Детоубийство
Вспоминаю заповеди Корнея Чуковского для детских поэтов: пишите качественно, пишите гладко, без длиннот, и чтоб это можно было петь в одиночку или хором и разносить на цитаты, и чтобы взрослым также нравилось. Там было больше сказано, но коротко можно выразить так.
Прочёл литературное издевательство Сергея Лукьяненко над неизвестным слащавым произведением из радиопередачи якобы для детей – про детей. Оказалось под занавес, что это «Неточка Незванова» Достоевского. Народ притих перед священным именем… затем сказали, что всегда-де невысоко ценили этого Достоевского, редактора на него не было!
Подумал, примерив на себя, что описанные в произведении эмоции в жизни вполне бытуют и даже бывали опробованы мной на себе. В 19 веке господа писатели, которых позднее обозвали классиками, в своих длиннотных и архаичных оборотах потрясающе полнокровно живописали чувства людей и их выражение. То баре из соседних деревень обнимаются при встрече и чмокаются в уста, то молодёжь томится так, что, прочитав, и сам в тоску впадаешь, то всякие любовные томления, которые в современном обществе считаются таким признаком дурновкусия в книжном слове… то Обломов на диване, воплощающий собою целое сословие мечтателей, прибитых подушкой и взгретых под одеялом ещё в детстве, и иные характеры. И как эти господа о плотской тайной любви писали, всяким словом скрывая упоминание всем известных дел, при существующем спокон веку запасе Отборного Русского Мата и большом количестве метких словечек, из употребления ушедших за негодностию.
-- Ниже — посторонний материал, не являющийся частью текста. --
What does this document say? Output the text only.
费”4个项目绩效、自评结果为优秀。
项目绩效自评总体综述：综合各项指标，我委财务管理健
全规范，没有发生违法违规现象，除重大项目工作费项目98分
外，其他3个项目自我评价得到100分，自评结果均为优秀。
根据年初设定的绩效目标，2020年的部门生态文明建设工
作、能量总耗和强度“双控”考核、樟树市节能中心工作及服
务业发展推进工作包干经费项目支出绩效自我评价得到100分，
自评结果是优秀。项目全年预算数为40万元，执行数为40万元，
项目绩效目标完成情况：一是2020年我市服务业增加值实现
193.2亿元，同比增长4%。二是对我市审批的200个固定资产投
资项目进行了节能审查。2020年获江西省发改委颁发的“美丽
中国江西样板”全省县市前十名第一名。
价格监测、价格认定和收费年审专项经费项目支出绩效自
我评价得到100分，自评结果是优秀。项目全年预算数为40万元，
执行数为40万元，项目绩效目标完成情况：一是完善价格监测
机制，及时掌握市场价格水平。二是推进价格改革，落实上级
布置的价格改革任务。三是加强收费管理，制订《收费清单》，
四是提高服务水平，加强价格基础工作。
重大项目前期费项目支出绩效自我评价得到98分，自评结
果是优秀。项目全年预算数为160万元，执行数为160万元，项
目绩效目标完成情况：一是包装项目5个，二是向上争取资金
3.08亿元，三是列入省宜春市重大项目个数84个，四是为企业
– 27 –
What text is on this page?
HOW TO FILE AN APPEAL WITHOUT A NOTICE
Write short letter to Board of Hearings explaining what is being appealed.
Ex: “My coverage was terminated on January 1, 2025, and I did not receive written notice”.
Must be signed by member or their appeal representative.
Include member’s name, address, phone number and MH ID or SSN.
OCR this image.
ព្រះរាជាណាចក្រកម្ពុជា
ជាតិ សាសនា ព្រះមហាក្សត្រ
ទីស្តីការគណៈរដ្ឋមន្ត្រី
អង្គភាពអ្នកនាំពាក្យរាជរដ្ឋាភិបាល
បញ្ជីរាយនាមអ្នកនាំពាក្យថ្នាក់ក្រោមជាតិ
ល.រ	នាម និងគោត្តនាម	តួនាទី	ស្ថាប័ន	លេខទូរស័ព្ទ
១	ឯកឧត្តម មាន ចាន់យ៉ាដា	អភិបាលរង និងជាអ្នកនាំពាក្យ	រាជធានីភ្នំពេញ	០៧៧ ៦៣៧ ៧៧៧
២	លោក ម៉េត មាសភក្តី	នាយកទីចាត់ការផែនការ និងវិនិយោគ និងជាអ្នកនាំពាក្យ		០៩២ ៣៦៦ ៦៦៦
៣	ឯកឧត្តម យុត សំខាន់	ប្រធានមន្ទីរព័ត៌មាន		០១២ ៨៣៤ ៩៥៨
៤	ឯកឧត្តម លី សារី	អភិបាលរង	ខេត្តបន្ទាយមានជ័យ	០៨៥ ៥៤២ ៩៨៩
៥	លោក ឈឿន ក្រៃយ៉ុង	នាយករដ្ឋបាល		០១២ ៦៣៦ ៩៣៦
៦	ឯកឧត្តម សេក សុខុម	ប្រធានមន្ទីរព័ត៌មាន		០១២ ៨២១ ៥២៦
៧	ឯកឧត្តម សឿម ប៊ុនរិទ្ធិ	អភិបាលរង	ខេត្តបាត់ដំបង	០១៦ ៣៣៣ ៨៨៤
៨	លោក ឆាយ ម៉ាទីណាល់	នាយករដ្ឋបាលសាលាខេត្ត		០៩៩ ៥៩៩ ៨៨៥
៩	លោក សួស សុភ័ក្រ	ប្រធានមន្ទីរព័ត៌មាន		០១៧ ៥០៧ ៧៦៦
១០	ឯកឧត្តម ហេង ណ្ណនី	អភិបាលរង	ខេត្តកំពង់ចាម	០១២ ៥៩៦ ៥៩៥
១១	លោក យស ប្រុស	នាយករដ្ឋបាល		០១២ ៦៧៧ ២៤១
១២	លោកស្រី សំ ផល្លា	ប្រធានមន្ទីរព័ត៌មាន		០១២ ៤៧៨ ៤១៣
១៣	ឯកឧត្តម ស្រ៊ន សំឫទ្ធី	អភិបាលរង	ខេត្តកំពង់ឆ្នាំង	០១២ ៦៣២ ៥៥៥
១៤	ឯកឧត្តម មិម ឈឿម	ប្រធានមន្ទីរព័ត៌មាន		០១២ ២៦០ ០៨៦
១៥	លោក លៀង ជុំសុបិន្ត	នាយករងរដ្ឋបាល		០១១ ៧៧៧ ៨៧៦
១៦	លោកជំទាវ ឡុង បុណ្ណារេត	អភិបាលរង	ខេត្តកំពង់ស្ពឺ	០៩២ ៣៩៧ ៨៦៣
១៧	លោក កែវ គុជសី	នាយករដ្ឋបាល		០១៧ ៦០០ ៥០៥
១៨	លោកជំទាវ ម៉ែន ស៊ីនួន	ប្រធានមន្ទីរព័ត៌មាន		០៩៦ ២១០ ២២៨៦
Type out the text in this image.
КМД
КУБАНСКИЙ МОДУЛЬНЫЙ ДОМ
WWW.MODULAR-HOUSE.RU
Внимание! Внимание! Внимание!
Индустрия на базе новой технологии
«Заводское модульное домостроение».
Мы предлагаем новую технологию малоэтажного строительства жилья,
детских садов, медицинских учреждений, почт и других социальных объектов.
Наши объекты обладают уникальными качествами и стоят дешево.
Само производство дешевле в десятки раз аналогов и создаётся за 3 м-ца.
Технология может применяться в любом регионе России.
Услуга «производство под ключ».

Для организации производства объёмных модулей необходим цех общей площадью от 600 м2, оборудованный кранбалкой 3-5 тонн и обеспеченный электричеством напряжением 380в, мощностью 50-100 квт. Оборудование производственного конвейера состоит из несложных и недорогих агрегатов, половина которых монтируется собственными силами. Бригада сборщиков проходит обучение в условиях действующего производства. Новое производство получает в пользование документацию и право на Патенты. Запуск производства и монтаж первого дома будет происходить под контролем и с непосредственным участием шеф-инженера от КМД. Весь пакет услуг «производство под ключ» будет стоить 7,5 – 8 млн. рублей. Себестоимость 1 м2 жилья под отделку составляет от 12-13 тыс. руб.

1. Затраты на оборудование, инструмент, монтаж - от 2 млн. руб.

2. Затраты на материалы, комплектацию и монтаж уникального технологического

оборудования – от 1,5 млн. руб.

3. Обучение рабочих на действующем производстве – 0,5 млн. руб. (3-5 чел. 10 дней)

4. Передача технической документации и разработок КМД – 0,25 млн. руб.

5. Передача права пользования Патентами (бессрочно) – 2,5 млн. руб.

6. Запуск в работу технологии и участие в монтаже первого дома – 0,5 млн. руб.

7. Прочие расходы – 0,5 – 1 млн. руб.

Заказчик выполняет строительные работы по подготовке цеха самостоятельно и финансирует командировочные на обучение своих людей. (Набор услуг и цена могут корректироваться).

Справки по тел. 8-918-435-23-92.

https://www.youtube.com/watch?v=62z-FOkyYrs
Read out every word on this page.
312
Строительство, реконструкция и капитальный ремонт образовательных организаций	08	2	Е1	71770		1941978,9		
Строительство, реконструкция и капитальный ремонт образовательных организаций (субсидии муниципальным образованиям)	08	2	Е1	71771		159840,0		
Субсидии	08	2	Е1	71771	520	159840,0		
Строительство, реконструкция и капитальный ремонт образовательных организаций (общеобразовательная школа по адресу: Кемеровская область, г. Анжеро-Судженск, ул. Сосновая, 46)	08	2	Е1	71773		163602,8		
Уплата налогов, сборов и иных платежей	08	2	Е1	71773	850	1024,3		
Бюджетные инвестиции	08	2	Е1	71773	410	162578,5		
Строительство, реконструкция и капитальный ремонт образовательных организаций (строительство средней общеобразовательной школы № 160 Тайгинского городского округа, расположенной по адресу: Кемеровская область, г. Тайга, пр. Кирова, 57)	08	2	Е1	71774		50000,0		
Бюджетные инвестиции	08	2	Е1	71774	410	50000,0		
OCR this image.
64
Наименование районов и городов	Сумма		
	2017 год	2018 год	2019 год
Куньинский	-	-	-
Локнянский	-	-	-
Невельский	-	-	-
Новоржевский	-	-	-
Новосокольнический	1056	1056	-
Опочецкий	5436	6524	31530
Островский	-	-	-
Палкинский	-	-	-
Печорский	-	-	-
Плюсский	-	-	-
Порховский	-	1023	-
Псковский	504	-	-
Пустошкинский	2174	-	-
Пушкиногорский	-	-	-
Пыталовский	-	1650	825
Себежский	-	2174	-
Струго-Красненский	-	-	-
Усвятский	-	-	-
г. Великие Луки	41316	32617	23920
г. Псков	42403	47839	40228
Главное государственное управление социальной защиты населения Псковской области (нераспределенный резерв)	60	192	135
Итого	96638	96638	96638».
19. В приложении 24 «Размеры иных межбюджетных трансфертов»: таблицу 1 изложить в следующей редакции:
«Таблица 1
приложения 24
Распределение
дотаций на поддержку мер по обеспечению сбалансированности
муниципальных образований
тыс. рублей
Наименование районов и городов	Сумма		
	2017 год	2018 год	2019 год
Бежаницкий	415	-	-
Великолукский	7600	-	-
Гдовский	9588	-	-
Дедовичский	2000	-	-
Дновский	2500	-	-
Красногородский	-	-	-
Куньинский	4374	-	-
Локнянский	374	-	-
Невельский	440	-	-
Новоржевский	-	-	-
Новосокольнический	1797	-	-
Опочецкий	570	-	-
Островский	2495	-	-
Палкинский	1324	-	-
А что читать это тошно и тяжко, этого тоже не отнимешь, и у того же Достоевского «взрослые» работы такие, что будто и душу и кишечник с лёгкими и сердцем вынули и разложили, и гадливо смотреть на это, и понимаешь, что и сам бы мог попасться на перо иного литератора. И, попав на то перо, быть описанным как сволочь, приспособленец, душегуб и чёрствый сухарь, или как герой, благороднейшая личность и знаток человеческих душ… Так-то выходит, что читателя в книжечках у писателей ужасает видение правды – изображение действительности через умело искривлённое зеркало. Чужой правды, неприемлемой. Или своей родной, но истово потаённой даже от самого себя – будто проник писатель в твою спальню или уборную, в самую голову вставил увеличительное стекло своё и упестрил бумагу варварскими письменами своими. (Сие последнее – цитата, из Гоголя, что ли…)
Образ кривого зеркала действительности был применён всякой публикой, и литературоведами, и мистиками, и даже лёг в основу духовных учений, кои гласят, что всё есть преходящий тлен и тени на стенах пещеры, в коей пребывает вечное и неуничтожимое Сознающее Я, созидая неисчислимые отражения собственной волей.
А вывод я из этого всего делаю такой: если я достаточно долго смотрю на явление жизни или культуры, то сколь бы оно ни было для меня отвратительно при первом взгляде, оно начинает казаться мне соразмерным, естественным и уместным, и не лишённым некой прелести. При желании, таким образом, я и уродиной могу восхититься, и пасквилю поверить, и безвкусицу оценить высоконравственной и полезной вещью. Шутки ради, глумлением ли, искренним ли ощущением единомыслия…
Почему детоубийством назвал свою писанинку? Потому, что всякий читающий книги убивает с каждой книгой о жизни взрослых своего внутреннего ребёнка, превращаясь во взрослого более и более. И воскрешает его, читая книги о детях. А так как о взрослых пишут больше, нежели о детях, то масштаб детоубийства куда шире, чем деторождения. Мог бы крикнуть запальчиво и глумливо: «Писатели едят детей!»
А дурно ли это? Из несознательного, благонамеренного и открытого миру без всякого обдумывания своих замыслов дитяти, забывающего счастье и горе легко, сделаться осознанным, живо откликающимся на проявления мира и многодумным человеком, видящим насквозь этих странных, запутавшихся в себе и жизни взрослых, которые разучились радоваться жизни и бегать с визгом по траве, вдыхая трепещущей грудью воздухи и ароматы, носимые ветром… и вспоминать, вспоминать, вспоминать всё это потом!